Wpis z mikrobloga

W to co się #!$%@?ło u mojego znajomego w pracy to mi nie uwierzycie xD Kolega pracuje jako księgowy w zakładzie produkującym żywność (uk here) i spotkał się dzisiaj ze mną na płaszczyźnie zawodowej, a potem poszliśmy na piwo. No i opowiada mi, że w jego fabryce nastąpiła roszada na stanowisku site managera i że gość jeszcze nie zdążył się dobrze umościć na swoim nowym fotelu, a już zaczął wprowadzać jakieś #!$%@? zmiany. Jakieś 3/4 pracowników na produkcji stanowią Polacy, takie typowe Sebixy troglodyci w dresach z Everlasta, którzy po 5 latach emigracji nawet nie dukają po angielsku, bo polski fryzjer, polska taksówka, polski dentysta i polski sklep(dlatego większość naklejek z ostrzeżeniami i informacjami w jego zakładzie jest dwujęzyczna). No więc ten site manager sobie wymyślił, że od teraz będą wybierać trzech pracowników miesiąca, którzy wyciągną największą normę. Co dostaną w nagrodę? Jakiś bonus, wyższą stawkę godzinową, może dodatkowy urlop?
Otóż nie. Trzech wybrańców dostąpi zaszczytu noszenia fartucha w innym kolorze, niż reszta, z napisem "pracownik miesiąca".
Patrzę na niego z niedowierzaniem i pytam czy pracownicy zbojkotowali ten "projekt", przecież tak postąpiłby każdy, kto ma minimum RiGCZ-u, bo to zwykła potwarz jest. A on mi na to, że po dwóch tygodniach od obwieszczenia tego efekt jest taki, że produkcja wzrosła im o jakieś 20% w porównaniu z poprzednimi miesiącami. Rozumiecie to? Te zwierzaki wypruwają sobie żyły, zawyżają normy i psują rynek pracy żeby nosić lepszy fartuch. Muszę z rana przedzwonić do kogoś z tej fabryki, żeby to zweryfikować, bo do teraz nie mogę w to uwierzyć.
  • 79
@Opipramoli_dihydrochloridum: W każdej pracy w której po miesiącu masz taką samą wiedzę o tym co robisz jak ktoś kto pracuje tam 3 lata tak to wygląda. Wyścig szczurów za 1300 netto plus premia jak się uda wyrobić "target". Smutne jest jedynie to, że wszyscy narzekają na ukraińców u nas a sami zapominaja jak to wygląda w UK, niemczech czy gdziekolwiek gdzie są polacy.

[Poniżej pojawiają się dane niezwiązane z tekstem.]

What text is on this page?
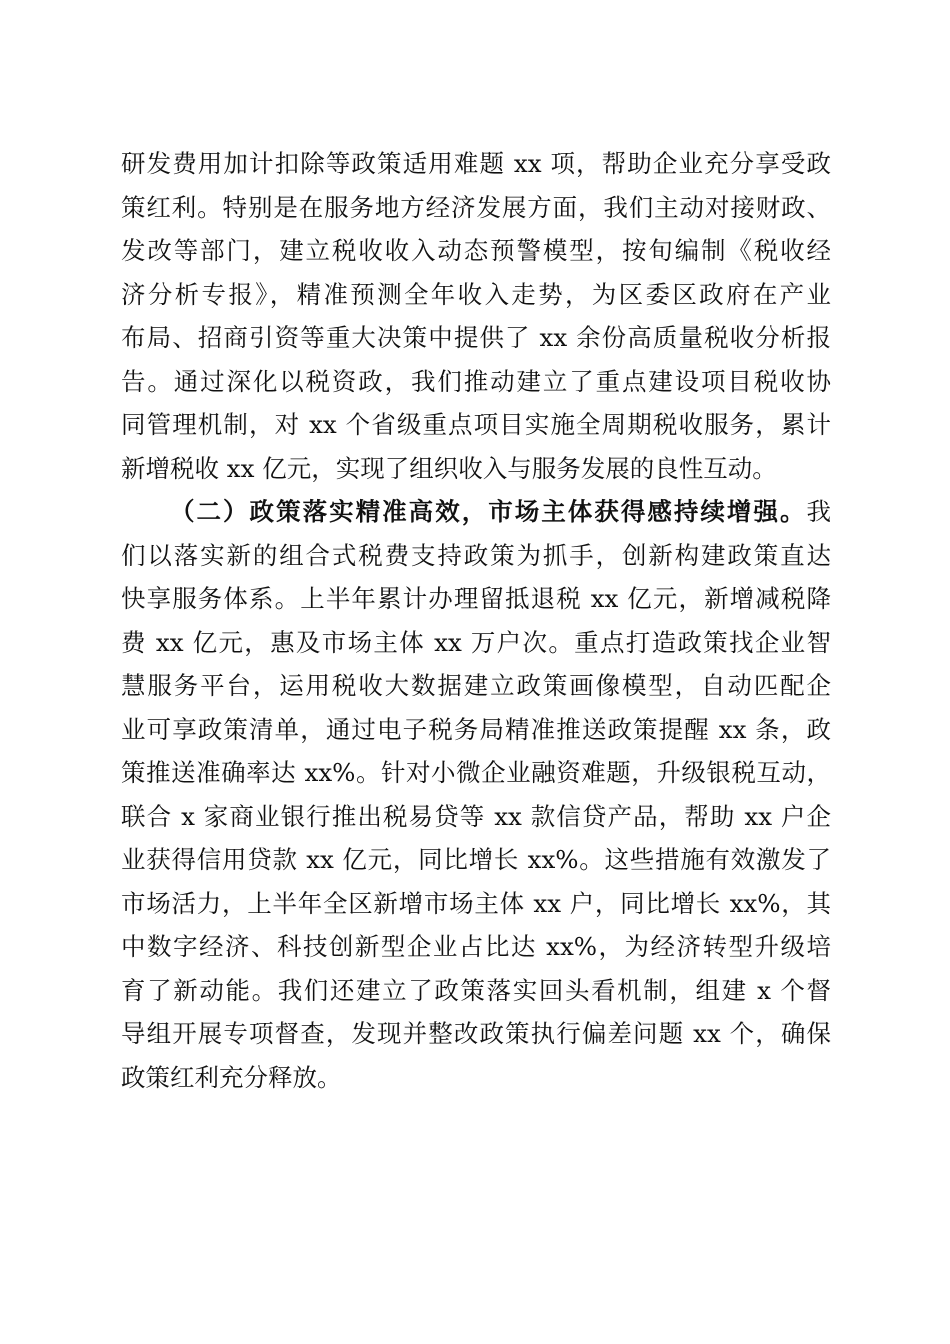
研发费用加计扣除等政策适用难题 xx 项，帮助企业充分享受政
策红利。特别是在服务地方经济发展方面，我们主动对接财政、
发改等部门，建立税收收入动态预警模型，按旬编制《税收经
济分析专报》，精准预测全年收入走势，为区委区政府在产业
布局、招商引资等重大决策中提供了 xx 余份高质量税收分析报
告。通过深化以税资政，我们推动建立了重点建设项目税收协
同管理机制，对 xx 个省级重点项目实施全周期税收服务，累计
新增税收 xx 亿元，实现了组织收入与服务发展的良性互动。
（二）政策落实精准高效，市场主体获得感持续增强。我
们以落实新的组合式税费支持政策为抓手，创新构建政策直达
快享服务体系。上半年累计办理留抵退税 xx 亿元，新增减税降
费 xx 亿元，惠及市场主体 xx 万户次。重点打造政策找企业智
慧服务平台，运用税收大数据建立政策画像模型，自动匹配企
业可享政策清单，通过电子税务局精准推送政策提醒 xx 条，政
策推送准确率达 xx%。针对小微企业融资难题，升级银税互动，
联合 x 家商业银行推出税易贷等 xx 款信贷产品，帮助 xx 户企
业获得信用贷款 xx 亿元，同比增长 xx%。这些措施有效激发了
市场活力，上半年全区新增市场主体 xx 户，同比增长 xx%，其
中数字经济、科技创新型企业占比达 xx%，为经济转型升级培
育了新动能。我们还建立了政策落实回头看机制，组建 x 个督
导组开展专项督查，发现并整改政策执行偏差问题 xx 个，确保
政策红利充分释放。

@EliotImperio: ostatnio oglądałem z koleżanką filmik, chyba zresztą był na głównej. jak Polacy #!$%@?ą w jakiejś fabryce zagranico, mimo, że nikt im nie każe.
sama pracuje właśnie w Wawie. pracownicy zamiast rozwiązywać dwie, trzy sprawy na dzień, robią pięć lub więcej. niektórzy próbują im wyjaśniać, że po co, na co. i tak nie będą mieli z tego większej kasy, tylko normy wzrosną. ale nie wyjaśnisz... "szkoda strzępić ryja"
@Opipramoli_dihydrochloridum: W tej chwili pracuję w brytyjskiej firmie z małą placówką w Polsce. IT, więc praca przyjemna i wymagająca ale jednak ciekawa. Porównując to jak wymaga się efektów w Polsce od pracownika a jak w Anglii (mam setki przykładów na to, że poprawność polityczna w UK to jest po prostu abstrackja). I tak u nas pracujemy zdecydowanie bardziej po angielsku niż polsku za co można podziękować naszym menadżerom bo oni pilnują
Dobrze, że wyjechali z Polski. Mam nadzieję, iż nie będą masowo wracać po Brexicie.


@jaqqu7: Pracujący w gównopracach są tam już umoczeni po uszy, bo tutaj za wypłatę w takiej samej pracy kupisz znacznie mniej toteż będą trzymać się pazurami Wysp bo tu nie mają żadnych perspektyw, zwłaszcza że przywykli to nieco wyższego poziomu życia za taki sam wysiłek.